The thing that we all need to get used to is the idea that we will live in an inflationary environment until more capacity can be brought to bear in making chips based on old technologies as well as the most advanced ones, and that the situation will be made worse by the fact that more and more products have chips embedded in them and each product has an increasing number of chips, too, as their generations go buy. Expect to see a story where some obscure controller chip causes shortages in complex systems. It is going to happen. And keep happening.

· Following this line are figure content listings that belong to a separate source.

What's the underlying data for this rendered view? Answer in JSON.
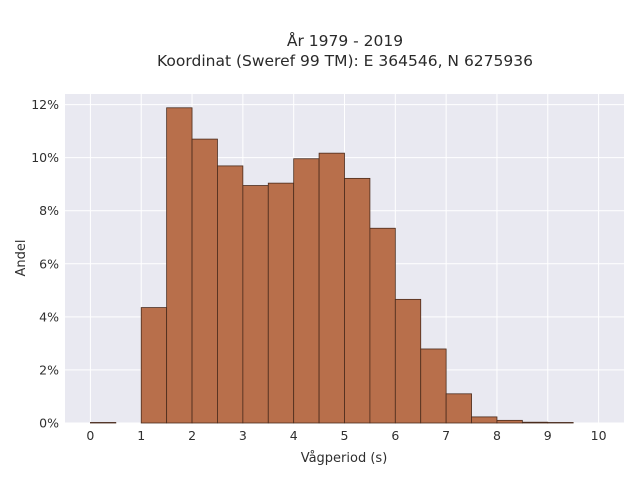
{
  "chart_data": {
    "type": "bar",
    "title": "År 1979 - 2019",
    "subtitle": "Koordinat (Sweref 99 TM): E 364546, N 6275936",
    "xlabel": "Vågperiod (s)",
    "ylabel": "Andel",
    "xlim": [
      -0.5,
      10.5
    ],
    "ylim": [
      0,
      12.4
    ],
    "x_ticks": [
      0,
      1,
      2,
      3,
      4,
      5,
      6,
      7,
      8,
      9,
      10
    ],
    "x_tick_labels": [
      "0",
      "1",
      "2",
      "3",
      "4",
      "5",
      "6",
      "7",
      "8",
      "9",
      "10"
    ],
    "y_ticks": [
      0,
      2,
      4,
      6,
      8,
      10,
      12
    ],
    "y_tick_labels": [
      "0%",
      "2%",
      "4%",
      "6%",
      "8%",
      "10%",
      "12%"
    ],
    "bin_width": 0.5,
    "bins": [
      {
        "x0": 0.0,
        "x1": 0.5,
        "value": 0.02
      },
      {
        "x0": 1.0,
        "x1": 1.5,
        "value": 4.35
      },
      {
        "x0": 1.5,
        "x1": 2.0,
        "value": 11.88
      },
      {
        "x0": 2.0,
        "x1": 2.5,
        "value": 10.7
      },
      {
        "x0": 2.5,
        "x1": 3.0,
        "value": 9.69
      },
      {
        "x0": 3.0,
        "x1": 3.5,
        "value": 8.95
      },
      {
        "x0": 3.5,
        "x1": 4.0,
        "value": 9.04
      },
      {
        "x0": 4.0,
        "x1": 4.5,
        "value": 9.96
      },
      {
        "x0": 4.5,
        "x1": 5.0,
        "value": 10.17
      },
      {
        "x0": 5.0,
        "x1": 5.5,
        "value": 9.22
      },
      {
        "x0": 5.5,
        "x1": 6.0,
        "value": 7.34
      },
      {
        "x0": 6.0,
        "x1": 6.5,
        "value": 4.66
      },
      {
        "x0": 6.5,
        "x1": 7.0,
        "value": 2.79
      },
      {
        "x0": 7.0,
        "x1": 7.5,
        "value": 1.1
      },
      {
        "x0": 7.5,
        "x1": 8.0,
        "value": 0.23
      },
      {
        "x0": 8.0,
        "x1": 8.5,
        "value": 0.1
      },
      {
        "x0": 8.5,
        "x1": 9.0,
        "value": 0.03
      },
      {
        "x0": 9.0,
        "x1": 9.5,
        "value": 0.02
      }
    ],
    "grid": true,
    "legend": "none",
    "colors": {
      "bar_fill": "#b86f4b",
      "bar_edge": "#4a2b1c",
      "plot_background": "#e9e9f1",
      "grid": "#ffffff"
    }
  }
}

Intel might be wishing it had left more of its 32 nanometer and 22 nanometer chip making equipment up and running, which would help it to ramp up Intel Foundry Services faster and therefore help it pay for 7 nanometer and 5 nanometer foundries. That would have been nice, but the fact is that chip demand is not going to abate, and Intel is going to be able to get market share just because TSMC is really the only game in town at the high end – Samsung is trying, we know, but until we see Power10 launch and others use Samsung as their compute engine foundry, we remain understandably skeptical.
In a normal inflationary environment, we increase supply to meet demand and prices drop or we find substitutes, for instance eating more chicken and less beef. An advanced foundry costs between $10 billion and $12 billion and takes two to three years to bring online. And no one is going to build sub-advanced capacity when they also have to build advanced capacity – well, excepting GlobalFoundries, which has based its business on the idea in the wake of pulling the plug on its own 7 nanometer lithography back in August 2018.

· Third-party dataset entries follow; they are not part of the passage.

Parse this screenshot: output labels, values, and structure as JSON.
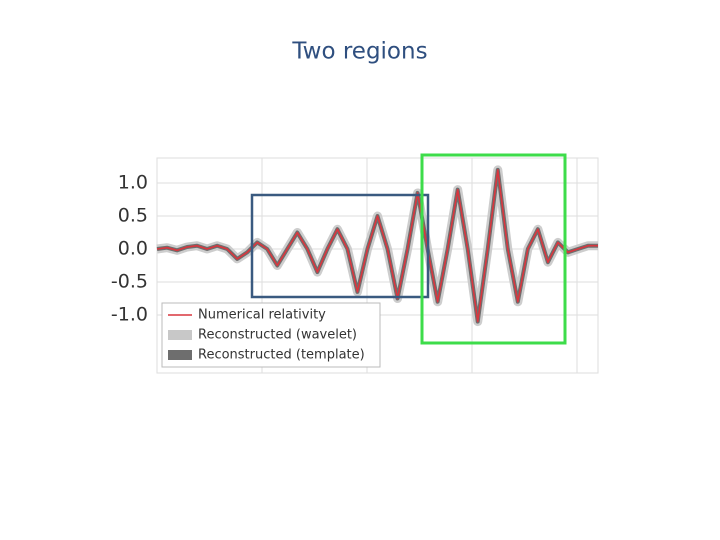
{
  "chart_data": {
    "type": "line",
    "title": "Two regions",
    "categories": [
      null,
      null,
      null,
      null,
      null,
      null,
      null,
      null,
      null,
      null,
      null,
      null,
      null,
      null,
      null,
      null,
      null,
      null,
      null,
      null,
      null,
      null,
      null,
      null,
      null,
      null,
      null,
      null,
      null,
      null,
      null,
      null,
      null,
      null,
      null,
      null,
      null,
      null,
      null,
      null,
      null,
      null,
      null,
      null,
      null
    ],
    "series": [
      {
        "name": "Reconstructed (wavelet)",
        "color": "#c8c8c8",
        "values": [
          0,
          0.02,
          -0.02,
          0.03,
          0.05,
          0,
          0.05,
          0,
          -0.15,
          -0.05,
          0.1,
          0,
          -0.25,
          0,
          0.25,
          0,
          -0.35,
          0,
          0.3,
          0,
          -0.65,
          0,
          0.5,
          0,
          -0.75,
          0,
          0.85,
          0,
          -0.8,
          0,
          0.9,
          0,
          -1.1,
          0,
          1.2,
          0,
          -0.8,
          0,
          0.3,
          -0.2,
          0.1,
          -0.05,
          0,
          0.05,
          0.05
        ]
      },
      {
        "name": "Reconstructed (template)",
        "color": "#6e6e6e",
        "values": [
          0,
          0.02,
          -0.02,
          0.03,
          0.05,
          0,
          0.05,
          0,
          -0.15,
          -0.05,
          0.1,
          0,
          -0.25,
          0,
          0.25,
          0,
          -0.35,
          0,
          0.3,
          0,
          -0.65,
          0,
          0.5,
          0,
          -0.75,
          0,
          0.85,
          0,
          -0.8,
          0,
          0.9,
          0,
          -1.1,
          0,
          1.2,
          0,
          -0.8,
          0,
          0.3,
          -0.2,
          0.1,
          -0.05,
          0,
          0.05,
          0.05
        ]
      },
      {
        "name": "Numerical relativity",
        "color": "#d9363e",
        "values": [
          0,
          0.02,
          -0.02,
          0.03,
          0.05,
          0,
          0.05,
          0,
          -0.15,
          -0.05,
          0.1,
          0,
          -0.25,
          0,
          0.25,
          0,
          -0.35,
          0,
          0.3,
          0,
          -0.65,
          0,
          0.5,
          0,
          -0.75,
          0,
          0.85,
          0,
          -0.8,
          0,
          0.9,
          0,
          -1.1,
          0,
          1.2,
          0,
          -0.8,
          0,
          0.3,
          -0.2,
          0.1,
          -0.05,
          0,
          0.05,
          0.05
        ]
      }
    ],
    "ylim": [
      -1.88,
      1.38
    ],
    "yticks": [
      {
        "value": 1,
        "label": "1.0"
      },
      0.5,
      {
        "value": 0,
        "label": "0.0"
      },
      -0.5,
      {
        "value": -1,
        "label": "-1.0"
      }
    ],
    "grid": true
  }
}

When you can’t quickly increase supply and there are no substitutes because everyone is already running at capacity and it is not trivial to move lithography masks from foundry to foundry while also maintaining yields, this is a recipe for higher prices. So, brace yourself, everyone. The price/performance curves are going to bend up instead of down for a while. Maybe for a long time. And maybe forever.

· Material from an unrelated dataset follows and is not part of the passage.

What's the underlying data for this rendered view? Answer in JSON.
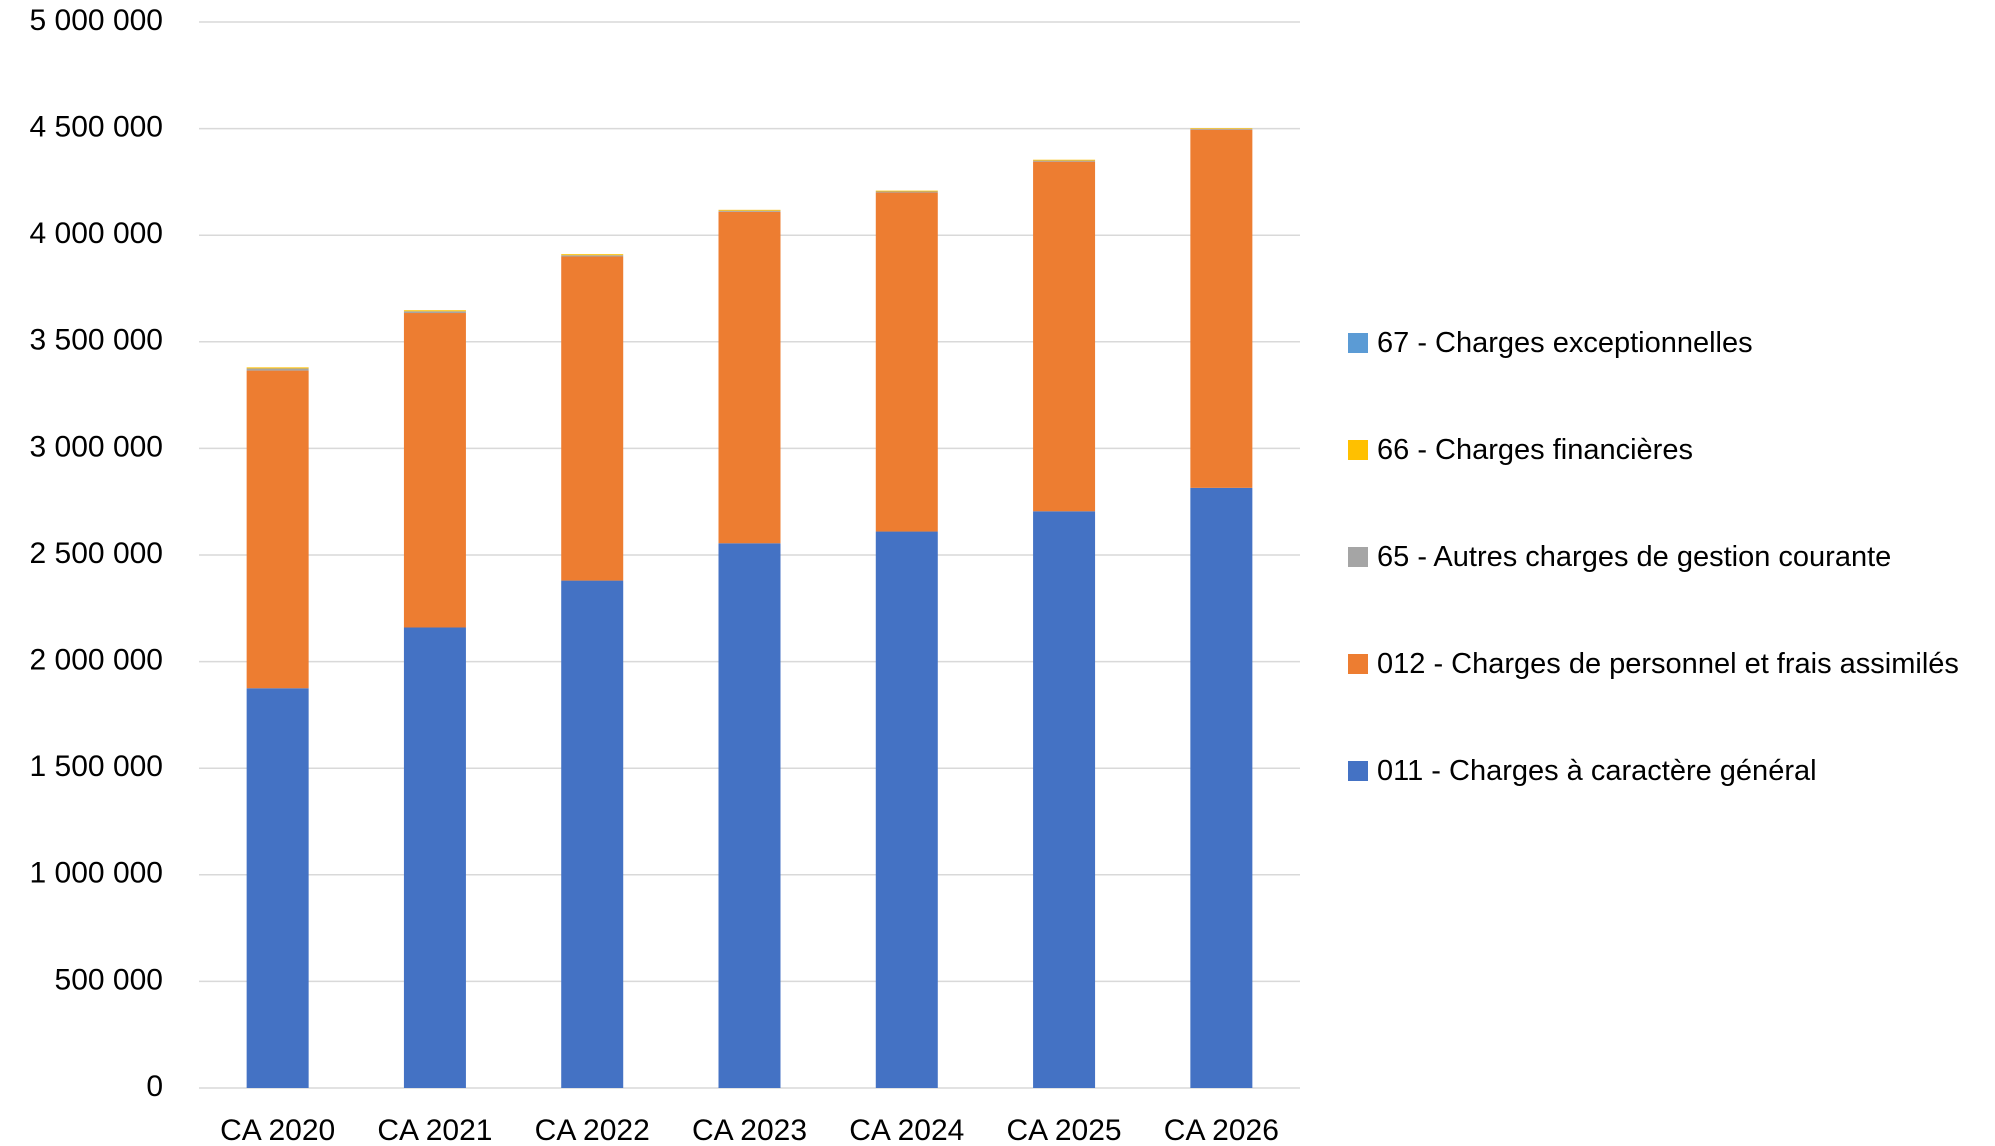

And lead times are getting crazy, too. Sometimes it takes a quarter for chips to be delivered, and sometimes it takes a year. Yes, a year. And since time is also money, as John Milton Keynes proved while sharing a whisky with Albert Einstein, you are going to pay, one way or the other.
Get some supply chain buffers into your contracts. Start playing the game like a hyperscaler.
This might cause accelerated EOL for some niche products and a huge mess for small and med sized companies that missed out on the opportunity to stock up or redesign. Luckily there are low cost FPGA with sufficient SerDes and IO capabilities like Lattice ECP5 that can act as substitutes for the number of PCIe1 and LPDDR1 bridging products that we might see going EOL soon. Interesting times ahead of us. Thanks for the insightful article.